Nepenthes (Tropical Pitcher Plant)

Nepenthes, Monkey Cups, or Tropical Pitcher plants are impressive plants needing humidity and warmth.

They can be divided into two main groups – highland plants and lowland plants, but there is some cross-over where you find the intermediate ones. They produce two types of traps – lower traps formed on lower growth and upper pitchers formed when the plants get larger and start to climb.

The lowland plants usually like temperatures of around 25C, with a slight drop in temperature at night. They are very intolerant of low temperatures (we have lost many to a power cut in the winter!) They also like the humidity of 80% ideally.

These things need to be quite constant, so monitoring is essential. If you don’t have a suitable tropical greenhouse, a terrarium can be an excellent place to grow lowland plants, though they may well outgrow it. All Nepenthes can be pruned if they get too big.

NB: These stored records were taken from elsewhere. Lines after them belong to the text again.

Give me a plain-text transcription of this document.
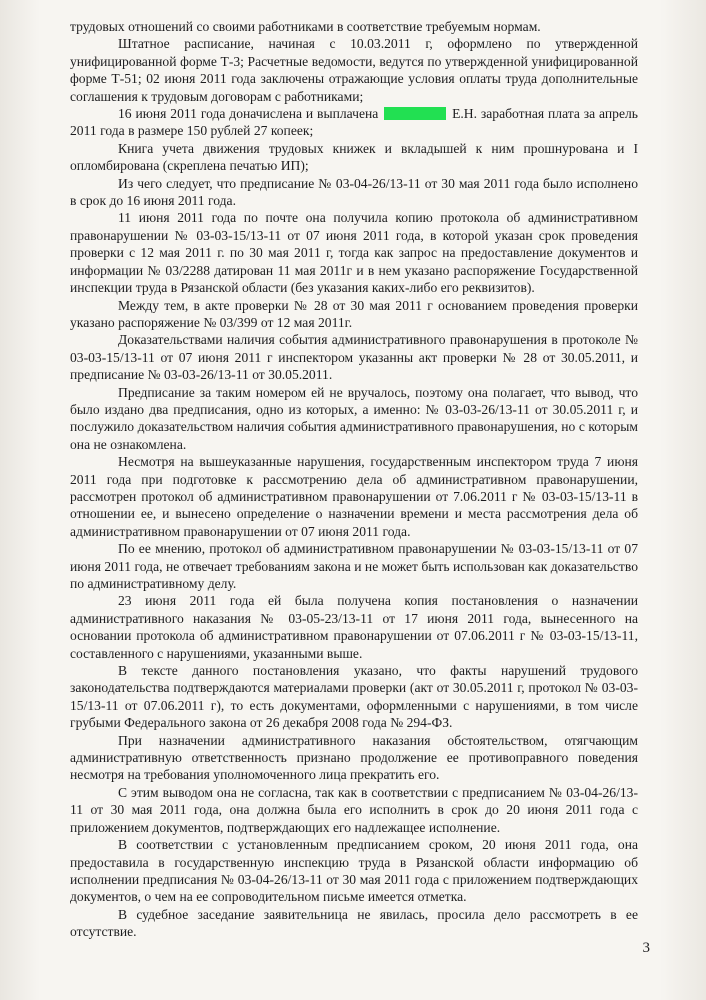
трудовых отношений со своими работниками в соответствие требуемым нормам.

Штатное расписание, начиная с 10.03.2011 г, оформлено по утвержденной унифицированной форме Т-3; Расчетные ведомости, ведутся по утвержденной унифицированной форме Т-51; 02 июня 2011 года заключены отражающие условия оплаты труда дополнительные соглашения к трудовым договорам с работниками;

16 июня 2011 года доначислена и выплачена	Е.Н. заработная плата за апрель 2011 года в размере 150 рублей 27 копеек;

Книга учета движения трудовых книжек и вкладышей к ним прошнурована и I опломбирована (скреплена печатью ИП);

Из чего следует, что предписание № 03-04-26/13-11 от 30 мая 2011 года было исполнено в срок до 16 июня 2011 года.

11 июня 2011 года по почте она получила копию протокола об административном правонарушении № 03-03-15/13-11 от 07 июня 2011 года, в которой указан срок проведения проверки с 12 мая 2011 г. по 30 мая 2011 г, тогда как запрос на предоставление документов и информации № 03/2288 датирован 11 мая 2011г и в нем указано распоряжение Государственной инспекции труда в Рязанской области (без указания каких-либо его реквизитов).

Между тем, в акте проверки № 28 от 30 мая 2011 г основанием проведения проверки указано распоряжение № 03/399 от 12 мая 2011г.

Доказательствами наличия события административного правонарушения в протоколе № 03-03-15/13-11 от 07 июня 2011 г инспектором указанны акт проверки № 28 от 30.05.2011, и предписание № 03-03-26/13-11 от 30.05.2011.

Предписание за таким номером ей не вручалось, поэтому она полагает, что вывод, что было издано два предписания, одно из которых, а именно: № 03-03-26/13-11 от 30.05.2011 г, и послужило доказательством наличия события административного правонарушения, но с которым она не ознакомлена.

Несмотря на вышеуказанные нарушения, государственным инспектором труда 7 июня 2011 года при подготовке к рассмотрению дела об административном правонарушении, рассмотрен протокол об административном правонарушении от 7.06.2011 г № 03-03-15/13-11 в отношении ее, и вынесено определение о назначении времени и места рассмотрения дела об административном правонарушении от 07 июня 2011 года.

По ее мнению, протокол об административном правонарушении № 03-03-15/13-11 от 07 июня 2011 года, не отвечает требованиям закона и не может быть использован как доказательство по административному делу.

23 июня 2011 года ей была получена копия постановления о назначении административного наказания № 03-05-23/13-11 от 17 июня 2011 года, вынесенного на основании протокола об административном правонарушении от 07.06.2011 г № 03-03-15/13-11, составленного с нарушениями, указанными выше.

В тексте данного постановления указано, что факты нарушений трудового законодательства подтверждаются материалами проверки (акт от 30.05.2011 г, протокол № 03-03-15/13-11 от 07.06.2011 г), то есть документами, оформленными с нарушениями, в том числе грубыми Федерального закона от 26 декабря 2008 года № 294-ФЗ.

При назначении административного наказания обстоятельством, отягчающим административную ответственность признано продолжение ее противоправного поведения несмотря на требования уполномоченного лица прекратить его.

С этим выводом она не согласна, так как в соответствии с предписанием № 03-04-26/13-11 от 30 мая 2011 года, она должна была его исполнить в срок до 20 июня 2011 года с приложением документов, подтверждающих его надлежащее исполнение.

В соответствии с установленным предписанием сроком, 20 июня 2011 года, она предоставила в государственную инспекцию труда в Рязанской области информацию об исполнении предписания № 03-04-26/13-11 от 30 мая 2011 года с приложением подтверждающих документов, о чем на ее сопроводительном письме имеется отметка.

В судебное заседание заявительница не явилась, просила дело рассмотреть в ее отсутствие.

3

Highland plants like a fluctuation in temperature, particularly between day and night. Ideally, it should be 20C during the day and 15C at night, but some will tolerate temperatures just above freezing at night. Humidity should be no less than 60%. Many highlands will grow well on a windowsill, the back of a conservatory or in a shower room and grow well in a warm greenhouse.

Nepenthes like good light, but not the baking sun. They benefit from artificial lights in the winter as our days are so short. If grown in a greenhouse, 50% shade is needed.


Do not place in water trays. Instead, water from the top and make sure they stay damp. Mist regularly -at least daily. Misting is very important, as humidity helps trap formation. If the tips of the leaves are drying before they produce traps, they need more humidity. Plants can be placed on gravel trays to increase humidity or grown with other plants to help create a humid microclimate. If they have arrived through the post with empty traps, just put a little rainwater in each open trap. They will produce their own liquid usually.


Nepenthes can be fed by putting insects or anything into the trap. Id does not have to be alive. They can also be fertilised with strength orchid foliar feed about twice a month during the summer months. Just spray it on the leaves.

Winter Care

Lowland plants need constant conditions, winter and summer, as far as possible. This can prove quite expensive in the winter. Many highlands will tolerate relatively low temperatures in the winter, but they will sulk. Traps will die back over the winter, starting with the lid, then the whole trap and finally the leaf. Just remove dead parts.


Nepenthes enjoy an open compost. Use equal parts of peat, perlite, long fibre moss, and fine orchid bark. However, they are very tolerant of soil, so it doesn’t worry if it’s not exact. Seramis can also be used in the mix. Plant in standard pots or orchid baskets. Tall pots allow the traps to hang over. Hanging baskets are an excellent way to display them.


Propagate the prunings by trimming to just below a leaf node and dipping in the rooting hormone. Wrap the stem in moss with cling film, and place it in a propagator somewhere warm. There is around a 50:50 chance of the cuttings taking.